La région compte environ 400 000 habitants, dont une grande partie possède plusieurs passeports : au moins 200 000 auraient la nationalité russe. Sur le plan juridique, la Transnistrie est une entité territoriale autonome dotée d’un statut spécial au sein de la Moldavie. Sur le plan international, aucun pays ne reconnaît l’indépendance de la Transnistrie. Même la Russie ne l’a jamais reconnue, malgré le référendum de 2006 en Transnistrie où 98 % des votants se sont prononcés pour l’indépendance et une future intégration à la Russie.

Alors, pourquoi parle-t-on aujourd’hui de réintégration après plus de trois décennies de gel du conflit ?

Deux éléments majeurs ont basculé le statu quo.

D’abord, l’invasion de l’Ukraine par la Russie.

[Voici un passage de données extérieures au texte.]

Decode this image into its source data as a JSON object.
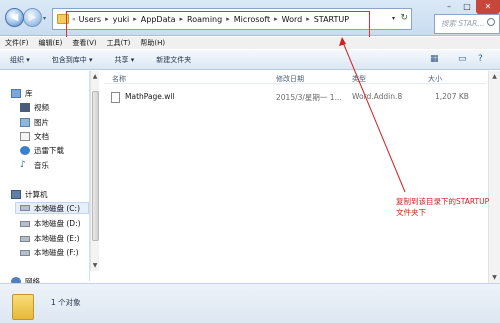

La Transnistrie se retrouve aujourd’hui bien derrière les lignes de défense ukrainiennes. La Russie y conserve une influence politique, mais elle a nettement moins de marge de manœuvre qu’avant 2022.

Ensuite, la crise énergétique de l’hiver précédente qui remise en question la capacité de la région de survivre les prochains hivers. En janvier 2025, après l’arrêt du transit du gaz russe par l’Ukraine, la région a subi jusqu’à huit heures de coupures d’électricité par jour, un mois entier, ainsi que des pénuries de chauffage et de gaz. Soutenus par le Kremlin, les dirigeants de Tiraspol — la capitale de la Transnistrie — ont décliné les offres de la Moldavie de trouver d’autres sources d’approvisionnement. La solution a été finalement trouvée avec l’aide de Chisinau qui a arrangé que la région puisse acheter le gaz auprès d’une entreprise hongroise. Cette crise a montré que le statu quo pour la Transnistrie n’était plus tenable.

Enfin, même si la question de la réintégration de la Transnistrie n’était pas une priorité pour de nombreux Moldaves, le nouveau gouvernement moldave arrivé cet automne a montré la volonté politique d’exploiter cette fenêtre d’opportunité aux bénéfices de l’intégration de la Moldavie.

Si la réintégration devient réellement possible, que représenterait-elle pour la Moldavie, et quels risques comporte-t-elle ?

Sur le plan stratégique, elle est essentielle : l’UE attend que les litiges territoriaux soient réglés avant l’adhésion, même si cela n’a pas empêché l’ouverture des négociations en 2022.

La reprise du contrôle de Chisinau sur la Transnistrie est également une question de la sécurité régionale. La Russie n’hésitera pas de continuer d’utiliser la Transnistrie pour déstabiliser la Moldavie mais aussi pour nuire à la sécurité et la stabilité de l’UE si la Transnistrie reste dans ce statu quo.

Mais la réintégration comporte également des risques politiques importants. La population de la Transnistrie reste largement prorusse et méfiante envers Chișinău. Leur intégration pourrait modifier l’équilibre des forces politiques et renforcer les partis prorusses en Moldavie freinant le rapprochement avec Bruxelles.

Un entretien réalisé par Laurent Pététin.